6. MINIMIZING WALL LOSSES: About 30-40% of the fuel input to the furnace generally goes to make up for heat losses in intermittent or continuous furnaces. The appropriate choice of refractory and insulation materials goes a long way in achieving fairly high fuel savings in industrial furnaces. The heat losses from furnace walls affect the fuel economy considerably. The extent of wall losses depends on: Emissivity of wall, Thermal conductivity of refractories, Wall thickness, Whether furnace is operated continuously or intermittently. Heat losses can be reduced by increasing the wall thickness, or through the application of insulating bricks. Outside wall temperatures and heat losses of a composite wall of a certain thickness of firebrick and insulation brick are much lower, due to lesser conductivity of insulating brick as compared to a refractory brick of similar thickness. In the actual operation in most of the small furnaces the operating periods alternate with the idle periods. During the off period, the heat stored in the refractories during the on period is gradually dissipated, mainly through radiation and convection from the cold face. In addition, some heat is abstracted by air flowing through the furnace. Dissipation of stored heat is a loss, because the lost heat is again imparted to the refractories during the heat on period, thus consuming extra fuel to generate that heat. Furnace walls built of insulating

refractories and cased in a shell reduce the flow of heat to the surroundings. 6.1 Use of Ceramic Fiber: Ceramic fiber is a low thermal mass refractory used in the hot face of the furnace and fastened to the refractory walls. Due to its low thermal mass the storage losses are minimized. This results in faster heating up of furnace and also faster cooling. Energy savings by this application is possible only in intermittent furnaces. 6.2 Use of Ceramic Coatings: Ceramic coatings in furnace chamber promote rapid and efficient transfer of heat, uniform heating and extended life of refractories. The emissivity of conventional refractories decreases with increase in temperature whereas for ceramic coatings it increases. This outstanding property has been exploited for use in hot face insulation. Ceramic coatings are high emissivity coatings which when applied have a long life at temperatures up to 1350C. The coatings fall into two general categories-those used for coating metal substrates, and those used for coating refractory substrates. The coatings are non-toxic, nonflammable and water based. Applied at room temperatures, they are sprayed and air dried in less than five minutes. The coatings allow the substrate to maintain its designed metallurgical properties and mechanical strength. Installation is quick and can be completed during shut down. Energy savings of the order of 8-20% have been reported depending on the type of furnace and operating conditions. 7. IMPROVING SKID INSULATION: The double insulation method is suggested which uses high insulation ceramic fiber for internal surface and covers it with presentable ceramic fibre which has excellent fire resistance and insulation quality.

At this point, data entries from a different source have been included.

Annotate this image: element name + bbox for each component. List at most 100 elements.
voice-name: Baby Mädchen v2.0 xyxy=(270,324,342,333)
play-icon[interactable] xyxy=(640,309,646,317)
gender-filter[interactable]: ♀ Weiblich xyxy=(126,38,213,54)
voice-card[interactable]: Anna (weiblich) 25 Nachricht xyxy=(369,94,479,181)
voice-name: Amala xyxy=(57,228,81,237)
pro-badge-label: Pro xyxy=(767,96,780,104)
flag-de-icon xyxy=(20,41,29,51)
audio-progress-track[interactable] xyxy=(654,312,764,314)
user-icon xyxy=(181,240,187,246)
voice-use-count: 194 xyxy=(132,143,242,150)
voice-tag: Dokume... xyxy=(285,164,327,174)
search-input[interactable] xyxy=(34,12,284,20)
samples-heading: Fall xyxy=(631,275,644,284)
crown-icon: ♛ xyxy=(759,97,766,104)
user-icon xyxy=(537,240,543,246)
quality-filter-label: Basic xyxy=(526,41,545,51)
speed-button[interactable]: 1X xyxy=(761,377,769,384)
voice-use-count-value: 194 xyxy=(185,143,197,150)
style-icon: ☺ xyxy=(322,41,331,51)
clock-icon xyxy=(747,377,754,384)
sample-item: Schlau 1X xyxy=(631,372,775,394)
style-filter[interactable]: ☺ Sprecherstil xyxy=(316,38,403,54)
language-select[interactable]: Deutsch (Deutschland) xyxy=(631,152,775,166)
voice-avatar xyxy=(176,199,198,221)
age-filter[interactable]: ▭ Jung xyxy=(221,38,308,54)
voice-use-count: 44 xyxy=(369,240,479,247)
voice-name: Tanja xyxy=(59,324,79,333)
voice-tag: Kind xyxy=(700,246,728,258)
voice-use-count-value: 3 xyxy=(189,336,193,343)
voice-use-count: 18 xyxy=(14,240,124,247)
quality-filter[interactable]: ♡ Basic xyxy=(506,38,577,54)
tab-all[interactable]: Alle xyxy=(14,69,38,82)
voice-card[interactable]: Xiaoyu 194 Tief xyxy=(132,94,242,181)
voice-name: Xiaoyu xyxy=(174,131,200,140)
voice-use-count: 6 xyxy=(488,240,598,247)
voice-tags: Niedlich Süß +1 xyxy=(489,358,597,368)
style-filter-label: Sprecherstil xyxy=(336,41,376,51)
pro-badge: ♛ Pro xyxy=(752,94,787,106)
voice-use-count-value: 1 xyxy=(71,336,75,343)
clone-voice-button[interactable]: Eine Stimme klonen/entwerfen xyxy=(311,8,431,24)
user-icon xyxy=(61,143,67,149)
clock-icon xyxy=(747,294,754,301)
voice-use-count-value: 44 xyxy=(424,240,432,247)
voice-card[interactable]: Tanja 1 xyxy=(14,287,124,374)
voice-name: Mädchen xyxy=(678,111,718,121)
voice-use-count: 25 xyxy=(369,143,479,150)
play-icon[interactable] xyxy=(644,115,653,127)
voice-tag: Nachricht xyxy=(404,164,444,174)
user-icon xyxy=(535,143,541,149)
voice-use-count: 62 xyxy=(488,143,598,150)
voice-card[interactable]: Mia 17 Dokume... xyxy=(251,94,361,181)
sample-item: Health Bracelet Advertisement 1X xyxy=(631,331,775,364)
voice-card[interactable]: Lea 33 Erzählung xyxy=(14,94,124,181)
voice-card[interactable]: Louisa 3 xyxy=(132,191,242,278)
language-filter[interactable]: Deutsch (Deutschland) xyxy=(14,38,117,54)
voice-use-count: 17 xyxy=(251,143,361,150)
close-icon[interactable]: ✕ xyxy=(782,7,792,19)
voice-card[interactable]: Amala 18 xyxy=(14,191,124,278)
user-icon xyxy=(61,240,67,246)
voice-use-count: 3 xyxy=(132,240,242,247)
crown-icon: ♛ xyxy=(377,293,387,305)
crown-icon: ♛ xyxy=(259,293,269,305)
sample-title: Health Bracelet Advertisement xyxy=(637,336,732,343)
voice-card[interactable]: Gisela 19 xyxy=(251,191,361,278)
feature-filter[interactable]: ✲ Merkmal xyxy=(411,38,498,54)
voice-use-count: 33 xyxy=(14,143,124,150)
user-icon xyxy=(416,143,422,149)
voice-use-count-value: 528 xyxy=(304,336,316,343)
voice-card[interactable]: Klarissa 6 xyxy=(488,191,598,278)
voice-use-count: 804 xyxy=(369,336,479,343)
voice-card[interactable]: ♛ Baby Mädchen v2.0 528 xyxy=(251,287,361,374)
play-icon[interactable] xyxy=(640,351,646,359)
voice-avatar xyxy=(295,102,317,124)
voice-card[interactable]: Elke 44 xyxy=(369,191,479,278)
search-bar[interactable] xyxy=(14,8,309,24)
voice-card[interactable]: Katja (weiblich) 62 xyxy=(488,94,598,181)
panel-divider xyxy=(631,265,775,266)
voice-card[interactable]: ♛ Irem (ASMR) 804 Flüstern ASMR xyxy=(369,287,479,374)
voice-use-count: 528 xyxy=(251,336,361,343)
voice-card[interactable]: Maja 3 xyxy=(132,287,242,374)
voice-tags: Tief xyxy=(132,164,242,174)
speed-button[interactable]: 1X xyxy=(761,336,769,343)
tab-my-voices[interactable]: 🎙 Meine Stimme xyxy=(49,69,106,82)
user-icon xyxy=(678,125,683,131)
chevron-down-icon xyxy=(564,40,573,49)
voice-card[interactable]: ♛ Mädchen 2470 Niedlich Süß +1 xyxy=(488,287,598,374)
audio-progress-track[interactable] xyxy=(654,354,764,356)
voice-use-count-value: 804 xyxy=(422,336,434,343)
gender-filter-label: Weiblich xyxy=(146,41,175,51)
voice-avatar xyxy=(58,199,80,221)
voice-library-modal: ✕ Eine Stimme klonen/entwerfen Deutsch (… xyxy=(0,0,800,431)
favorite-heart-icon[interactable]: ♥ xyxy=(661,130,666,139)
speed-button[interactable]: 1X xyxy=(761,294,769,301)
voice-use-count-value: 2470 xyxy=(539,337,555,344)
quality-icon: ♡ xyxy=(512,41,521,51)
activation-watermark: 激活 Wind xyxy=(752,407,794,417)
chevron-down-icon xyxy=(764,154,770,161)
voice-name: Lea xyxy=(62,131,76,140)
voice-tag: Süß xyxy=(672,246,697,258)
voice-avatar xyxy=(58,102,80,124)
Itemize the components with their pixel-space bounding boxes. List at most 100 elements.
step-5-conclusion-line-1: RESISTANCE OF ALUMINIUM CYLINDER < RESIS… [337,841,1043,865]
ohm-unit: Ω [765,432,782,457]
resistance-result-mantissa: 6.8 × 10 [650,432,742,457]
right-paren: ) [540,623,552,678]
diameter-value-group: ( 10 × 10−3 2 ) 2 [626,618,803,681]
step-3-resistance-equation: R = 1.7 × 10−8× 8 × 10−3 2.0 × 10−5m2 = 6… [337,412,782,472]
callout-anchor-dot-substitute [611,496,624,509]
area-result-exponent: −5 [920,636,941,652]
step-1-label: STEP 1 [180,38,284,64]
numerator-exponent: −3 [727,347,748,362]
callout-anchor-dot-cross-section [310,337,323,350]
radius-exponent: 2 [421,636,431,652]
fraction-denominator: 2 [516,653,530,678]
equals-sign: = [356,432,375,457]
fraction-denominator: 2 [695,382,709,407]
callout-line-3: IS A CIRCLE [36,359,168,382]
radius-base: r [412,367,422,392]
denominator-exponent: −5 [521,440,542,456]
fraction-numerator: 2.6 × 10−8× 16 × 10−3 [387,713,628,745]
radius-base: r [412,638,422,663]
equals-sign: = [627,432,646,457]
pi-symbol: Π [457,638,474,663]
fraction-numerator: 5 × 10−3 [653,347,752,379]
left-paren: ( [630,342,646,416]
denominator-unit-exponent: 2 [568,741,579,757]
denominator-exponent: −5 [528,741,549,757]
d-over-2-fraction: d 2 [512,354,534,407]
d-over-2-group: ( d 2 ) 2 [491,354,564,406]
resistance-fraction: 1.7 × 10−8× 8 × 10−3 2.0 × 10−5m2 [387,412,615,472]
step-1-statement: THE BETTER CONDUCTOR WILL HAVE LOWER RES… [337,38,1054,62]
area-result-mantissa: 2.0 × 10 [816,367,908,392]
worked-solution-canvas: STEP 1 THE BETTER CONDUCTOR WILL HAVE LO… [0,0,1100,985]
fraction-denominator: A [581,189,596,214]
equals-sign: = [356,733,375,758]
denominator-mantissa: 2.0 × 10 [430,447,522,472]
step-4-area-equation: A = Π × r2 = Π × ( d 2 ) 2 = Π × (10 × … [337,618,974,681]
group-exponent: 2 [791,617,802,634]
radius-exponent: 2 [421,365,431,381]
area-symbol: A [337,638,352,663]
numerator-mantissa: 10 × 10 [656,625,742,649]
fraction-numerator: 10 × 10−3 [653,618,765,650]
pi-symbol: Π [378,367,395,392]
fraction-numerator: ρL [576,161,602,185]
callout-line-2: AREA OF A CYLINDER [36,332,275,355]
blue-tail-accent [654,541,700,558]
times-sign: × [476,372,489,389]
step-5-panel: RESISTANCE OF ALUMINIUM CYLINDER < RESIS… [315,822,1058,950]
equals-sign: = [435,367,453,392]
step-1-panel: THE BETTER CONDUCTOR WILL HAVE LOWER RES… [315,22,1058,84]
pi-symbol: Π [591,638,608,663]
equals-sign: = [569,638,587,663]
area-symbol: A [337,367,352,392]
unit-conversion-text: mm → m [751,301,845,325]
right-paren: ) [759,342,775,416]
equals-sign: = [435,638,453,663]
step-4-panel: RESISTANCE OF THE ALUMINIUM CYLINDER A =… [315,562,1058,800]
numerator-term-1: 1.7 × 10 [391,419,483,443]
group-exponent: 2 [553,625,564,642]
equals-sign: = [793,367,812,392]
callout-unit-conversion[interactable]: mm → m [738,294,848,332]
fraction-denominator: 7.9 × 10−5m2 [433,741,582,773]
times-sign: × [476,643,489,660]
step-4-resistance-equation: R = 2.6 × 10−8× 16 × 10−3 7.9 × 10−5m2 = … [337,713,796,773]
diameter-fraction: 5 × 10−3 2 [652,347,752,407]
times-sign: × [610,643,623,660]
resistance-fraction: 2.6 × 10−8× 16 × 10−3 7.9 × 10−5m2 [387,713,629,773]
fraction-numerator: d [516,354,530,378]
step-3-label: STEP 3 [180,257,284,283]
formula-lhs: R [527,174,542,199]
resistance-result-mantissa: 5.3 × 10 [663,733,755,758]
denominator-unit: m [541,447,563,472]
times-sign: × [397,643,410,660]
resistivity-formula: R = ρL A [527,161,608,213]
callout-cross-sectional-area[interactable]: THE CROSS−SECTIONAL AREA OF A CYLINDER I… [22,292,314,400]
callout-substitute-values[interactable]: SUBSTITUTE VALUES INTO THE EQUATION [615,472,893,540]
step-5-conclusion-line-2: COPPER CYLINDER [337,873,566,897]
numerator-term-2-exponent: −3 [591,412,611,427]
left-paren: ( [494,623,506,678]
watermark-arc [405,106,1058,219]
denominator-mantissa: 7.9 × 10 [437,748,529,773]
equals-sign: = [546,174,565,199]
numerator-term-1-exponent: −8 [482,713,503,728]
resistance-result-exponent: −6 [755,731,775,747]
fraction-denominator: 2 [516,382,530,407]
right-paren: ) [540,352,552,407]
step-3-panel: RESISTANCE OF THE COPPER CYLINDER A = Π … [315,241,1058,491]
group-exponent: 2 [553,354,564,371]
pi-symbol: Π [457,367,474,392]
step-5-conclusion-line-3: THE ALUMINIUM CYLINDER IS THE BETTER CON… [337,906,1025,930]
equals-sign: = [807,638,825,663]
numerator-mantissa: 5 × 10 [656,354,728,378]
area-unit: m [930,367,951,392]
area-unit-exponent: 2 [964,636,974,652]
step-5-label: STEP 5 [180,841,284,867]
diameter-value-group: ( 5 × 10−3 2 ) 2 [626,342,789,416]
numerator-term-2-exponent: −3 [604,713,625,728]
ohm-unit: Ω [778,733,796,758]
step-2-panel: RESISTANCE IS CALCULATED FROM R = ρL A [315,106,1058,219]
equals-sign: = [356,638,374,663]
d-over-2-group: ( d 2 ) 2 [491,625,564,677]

It reduces the heat loss and specific fuel consumption. 8. DELAY STATEGY:

All the mechanical delays contribute to heat loss are to be monitored regularly to minimize the delays in order to reduce the gas consumption. 9. RECUPARATIVE/ REGENERATIVE BURNERS:

Figure: Self-recuperative burner Recuperative burners have in-built heat exchangers for preheating the combustion air. The integral heat exchanger with burner eliminates the disadvantages with external heat recovery device. In external heat exchanger the combustion products have to be rooted through them with a resultant heat loss and expensive ducting loss. In the self-recuperative burner, the combustion air is preheated with the burner itself by flue gases passing back through the burners as they leave the furnace. But combustion air and flue gas pass through narrow annuli. The heat exchanger is directly behind the burner nozzle and tunnel. The fuel is flowed to the burner nozzle through an inner tube concentric with the air tube. The flue gas is removed after the useful heat is extracted. A self recuperative burner is as shown in figure.